Una ricostruzione più precisa possibile. L’ufficiale, l’ufficioso, le voci. Prima l’ufficiale. Una puntata extra e in versione «ristretta» di Basket Time su Teletutto, ha avuto come ospiti Graziella Bragaglio (presidente della nuova Leonessa Brescia), Davide Peli del Cda del club (imprenditore, l’azienda è Techne) e Matteo De Maio, responsabile del comitato tecnico che domani, sabato, presenterà al Consiglio di Amministrazione dei nomi per i ruoli di allenatore, general manager e direttore sportivo della squadra che giocherà nella prossima serie B Nazionale.
I nodi sono tre
L’allenatore, il direttore sportivo e il general manager. Perché, a margine della trasmissione, emerge un dato di fatto legato al buon senso. In soldoni: la B1 non è così diversa dalla serie A, specie se la serie A è l’obiettivo a lungo termine. Servono uomini di campo, uomini d’azione sulle questioni pratiche quotidiane, uomini di pallacanestro e di burocrazia al contempo. Quindi: la nuova Leonessa cerca un allenatore, un direttore sportivo e un general manager.
Doppia possibilità
Capitolo allenatore, i nomi sono due, non in ordine di importanza. Emanuele Di Paolantonio e Marco Calvani. Simili e diversi, entrambi, a loro modo, di sicuro molto adatti alla nuova avventura. Il meglio che c’è su piazza, si potrebbe dire.
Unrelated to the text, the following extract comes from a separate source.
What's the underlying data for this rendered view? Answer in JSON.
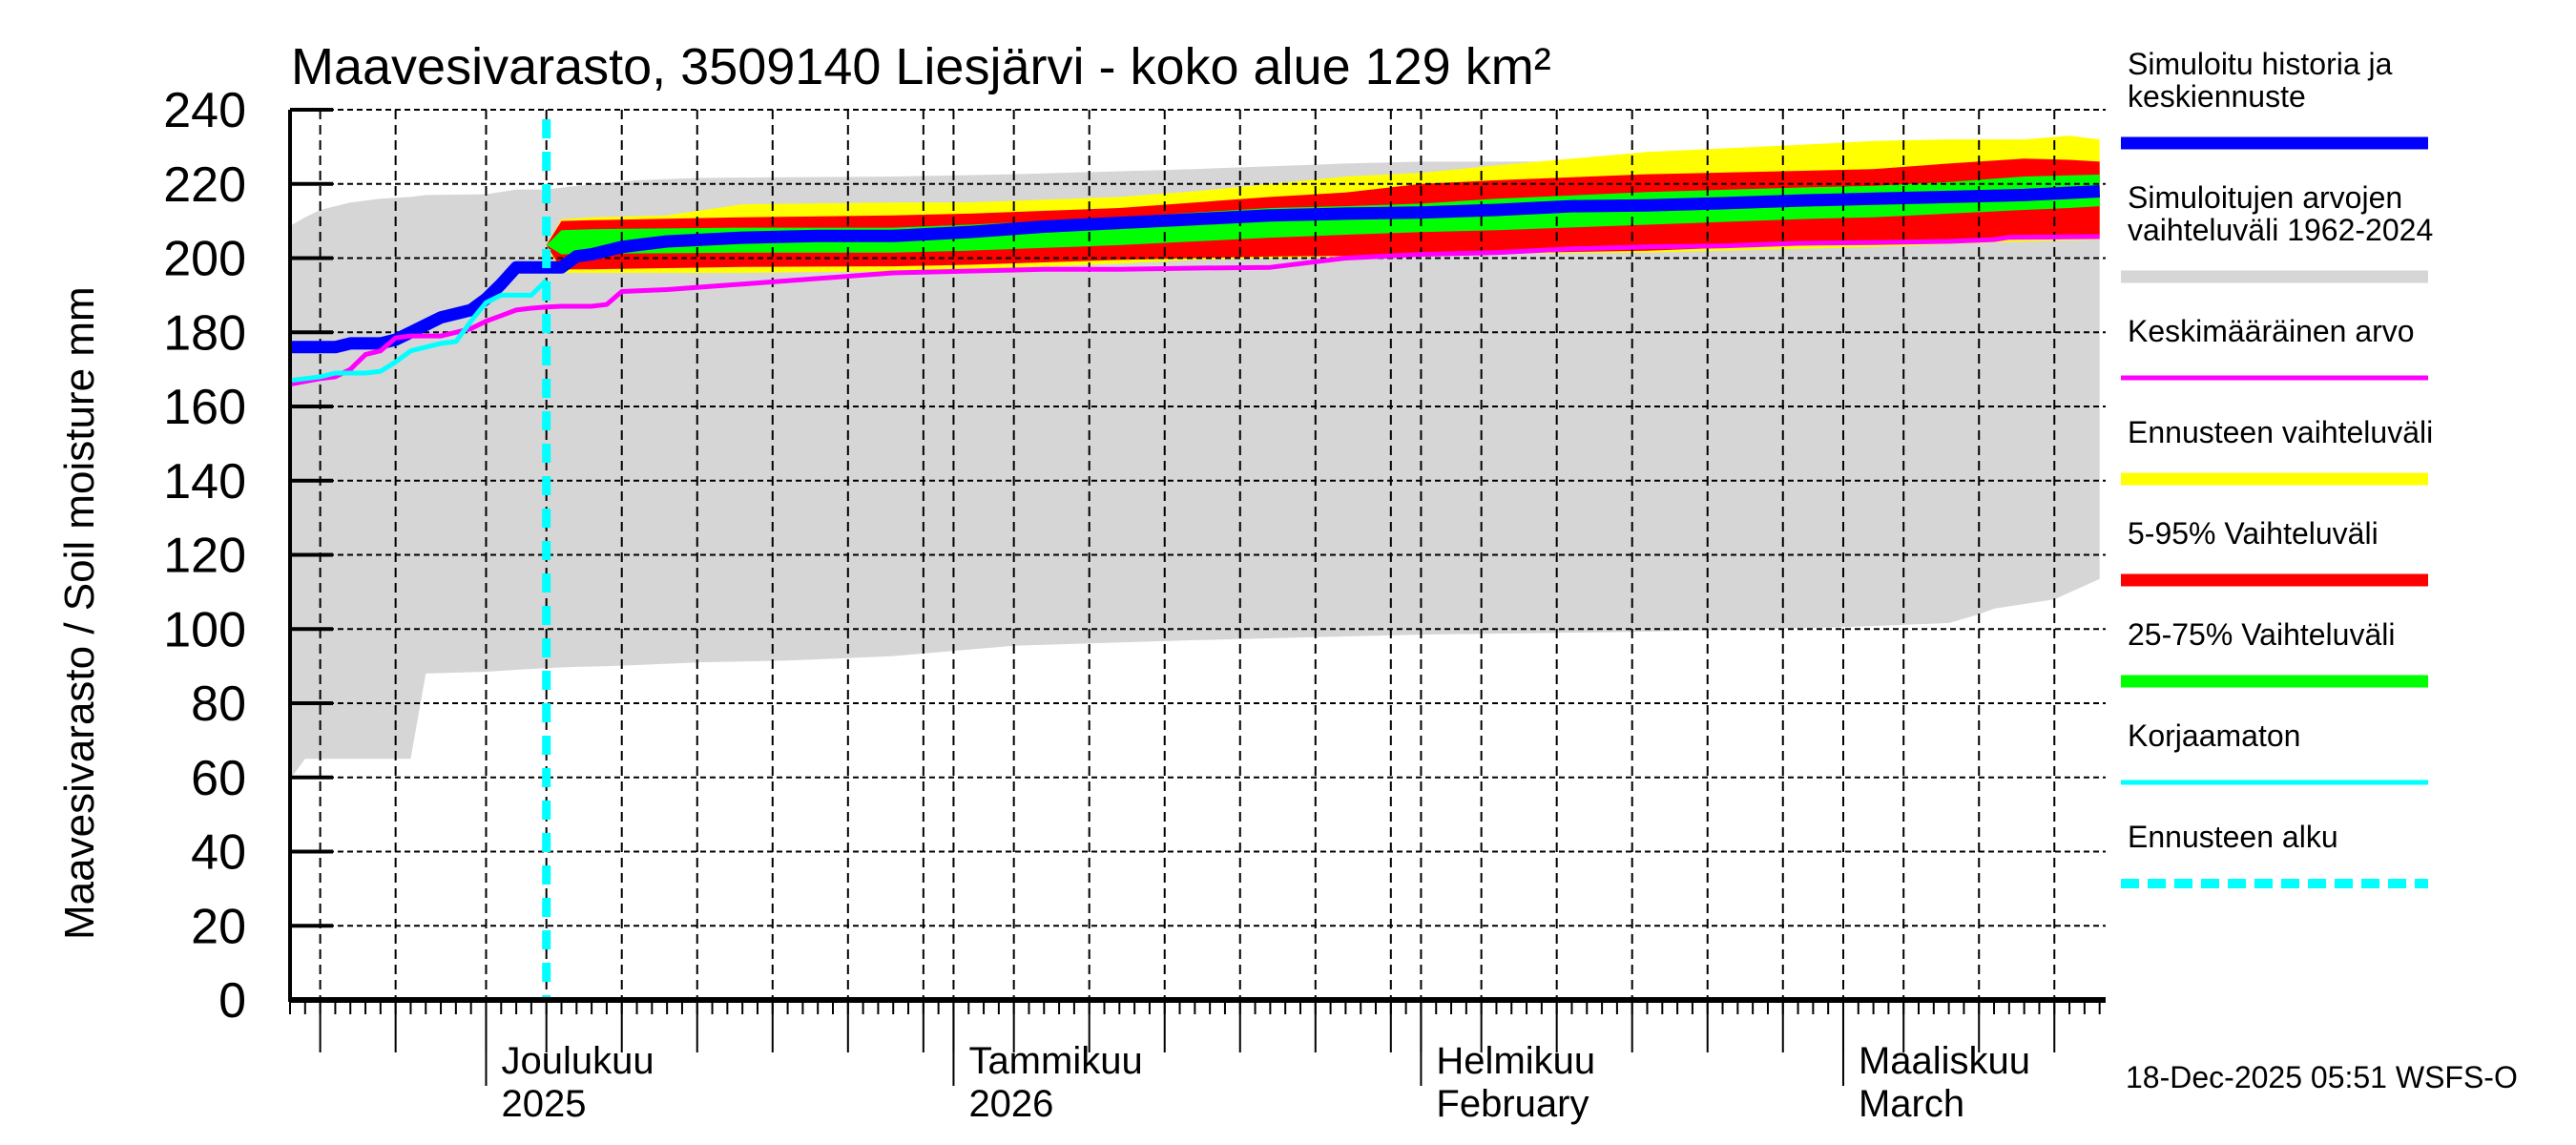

Il comitato tecnico del quale De Maio è a capo (ne fanno parte Matteo Bonetti e Paolo Franceschetti) deve presentare una rosa di nomi al CdA domani, sabato. Il Cda prenderà una decisione sulle basi delle indicazioni ricevute. Lato allenatore, come si diceva, tutto lascia pensare sia una corsa a due.
La realtà dei fatti è che la Leonessa Brescia si è mossa. Su tutti i fronti. Anche sul versante giocatori. Tanto che un nome di campo potrebbe venire annunciato - potrebbe, non «sarà» per forza - già domani. Da capire il profilo. Potrebbe, comunque, essere un nome a effetto.
De Maio, a Basket Time, esprime un concetto fondante. «Allenatore e general manager potrebbero trovarsi un po’ di tavola già apparecchiata. Sarà difficile rispettare la liturgia classica, secondo la quale prima si scelgono allenatore e dirigenti, e poi la squadra».
Nella fattispecie della Brescia che riparte per miracolo da subito, col titolo di Nocera, la circostanza è una necessità. Bisogna fare le cose di corsa, seguendo uno schema anticonvenzionale.

Non esiste tempo per perdere tempo seguendo liturgie e De Maio ha ragione. Di Paolantonio e Calvani sono soggetti simili e diversi. Eccellenti uomini di pallacanestro, sarebbero chiamati a fare in modo che il prossimo campionato di serie B Nazionale sia vissuto ai vertici. Vincere è il desiderio, giocare per farlo l’obiettivo principale, anche se A2A Leonessa Brescia, oggi, deve ancora completamente strutturarsi. Uffici, comunicazione, tutto. C’è tempo. Si farà.
Tra i nomi di giocatori che girano c’è quello di Christian Burns, ala centro italiana, 41 anni a settembre. Nonostante l’età, ha richieste dalla serie A. È un ex Brescia molto amato (ha vinto la Coppa Italia), e ancora ambito. Potrebbe fare la differenza in B Nazionale. Di sicuro, farebbe la gioia dei tifosi.